Silkscreen, copy 37/44.
Signed, dated and justified by hand.
Measurements: 80 x 60 cm.
Nephew of the also painter Ramón Pitxot, Antoni Pitxot lives with his family in San Sebastián from 1946 to 1964. There he began his training with the drawing teacher Juan Núñez Fernández, who had also been Dalí's teacher years before in Figueras. In the fifties he began his career within a realism of expressionist roots, making himself known through various exhibitions in San Sebastian, Barcelona, Madrid, Bilbao and Lisbon. In 1964 he settled permanently in the family home in Cadaqués. During this period his work underwent a decisive turn, as Pichot turned his attention to the study of objects in his environment. This will lead him to use the stones of Cadaqués, from which he creates anamorphic, anthropomorphic and allegorical visions, with which he connects with an undercurrent of western painting that goes from certain masters of Italian mannerism to surrealism. It was also during these years that he began his relationship with Salvador Dalí, with whom he would become close friends. The great surrealist master will be his protector from then on, and in 1972 he proposes him to install a permanent exhibition of his work in the Dalí Theater-Museum in Figueras, inaugurated two years later. In 1975, in collaboration with Salvador Dalí, he created the four "grotesque monsters" for the inner courtyard of the Theatre-Museum.

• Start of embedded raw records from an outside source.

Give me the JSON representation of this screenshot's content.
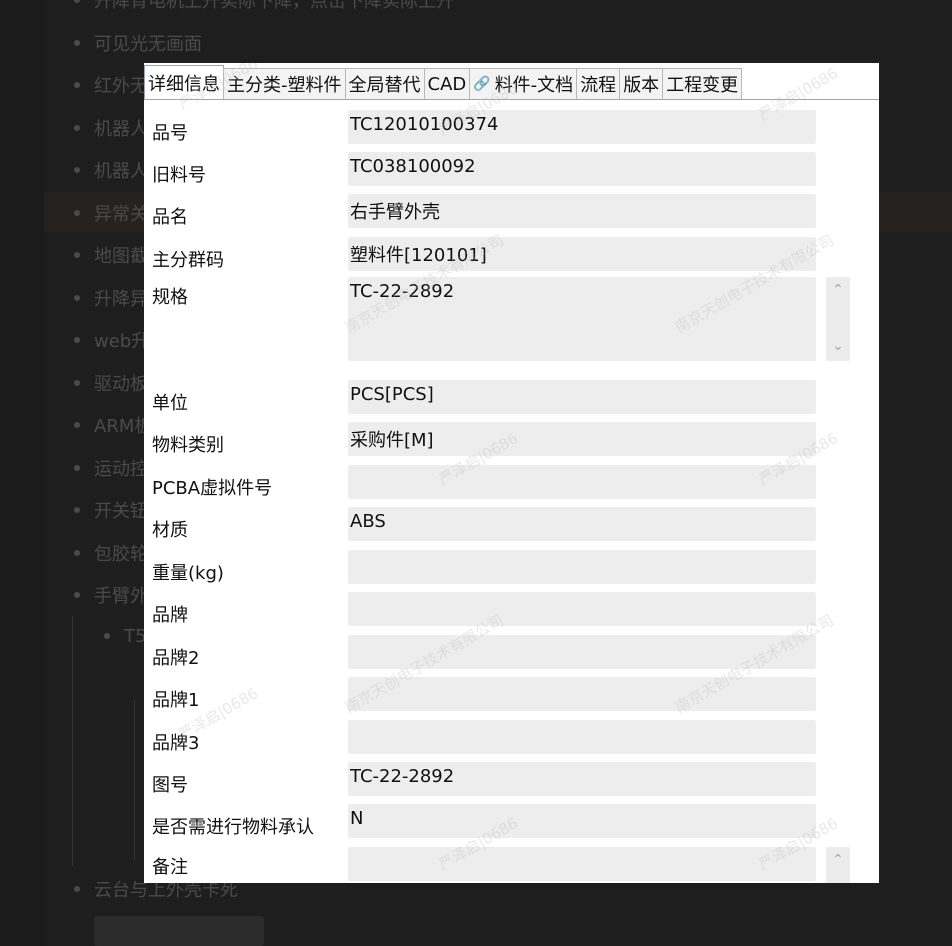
{
  "background": {
    "items": [
      "升降背电机上升实际下降，点击下降实际上升",
      "可见光无画面",
      "红外无",
      "机器人",
      "机器人",
      "异常关",
      "地图截",
      "升降异",
      "web升",
      "驱动板",
      "ARM板",
      "运动控",
      "开关钮",
      "包胶轮",
      "手臂外"
    ],
    "sub_item": "T5",
    "last_item": "云台与上外壳卡死"
  },
  "tabs": [
    {
      "label": "详细信息",
      "active": true,
      "icon": ""
    },
    {
      "label": "主分类-塑料件",
      "active": false,
      "icon": ""
    },
    {
      "label": "全局替代",
      "active": false,
      "icon": ""
    },
    {
      "label": "CAD",
      "active": false,
      "icon": ""
    },
    {
      "label": "料件-文档",
      "active": false,
      "icon": "paperclip-icon"
    },
    {
      "label": "流程",
      "active": false,
      "icon": ""
    },
    {
      "label": "版本",
      "active": false,
      "icon": ""
    },
    {
      "label": "工程变更",
      "active": false,
      "icon": ""
    }
  ],
  "fields": [
    {
      "label": "品号",
      "value": "TC12010100374"
    },
    {
      "label": "旧料号",
      "value": "TC038100092"
    },
    {
      "label": "品名",
      "value": "右手臂外壳"
    },
    {
      "label": "主分群码",
      "value": "塑料件[120101]"
    },
    {
      "label": "规格",
      "value": "TC-22-2892"
    },
    {
      "label": "单位",
      "value": "PCS[PCS]"
    },
    {
      "label": "物料类别",
      "value": "采购件[M]"
    },
    {
      "label": "PCBA虚拟件号",
      "value": ""
    },
    {
      "label": "材质",
      "value": "ABS"
    },
    {
      "label": "重量(kg)",
      "value": ""
    },
    {
      "label": "品牌",
      "value": ""
    },
    {
      "label": "品牌2",
      "value": ""
    },
    {
      "label": "品牌1",
      "value": ""
    },
    {
      "label": "品牌3",
      "value": ""
    },
    {
      "label": "图号",
      "value": "TC-22-2892"
    },
    {
      "label": "是否需进行物料承认",
      "value": "N"
    },
    {
      "label": "备注",
      "value": ""
    }
  ],
  "watermarks": [
    "严泽启|0686",
    "南京天创电子技术有限公司"
  ]
}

A great communication and aesthetic complicity was established between Pichot and Dalí. Thus, for example, in 1958 Pichot worked on the exhibition "The Battle of Constantí", which he presented in Barcelona. The theme of the battle was inspired by a conversation with Dalí, who explained to him that the rocks on the beach of Sa Conca in Cadaqués already form in themselves multiple battles. Pichot is currently the director of the Dalí Theatre-Museum, as well as life patron and second vice-president of the Gala-Salvador Dalí Foundation. In 2004 he received the Gold Medal for Merit in the Fine Arts.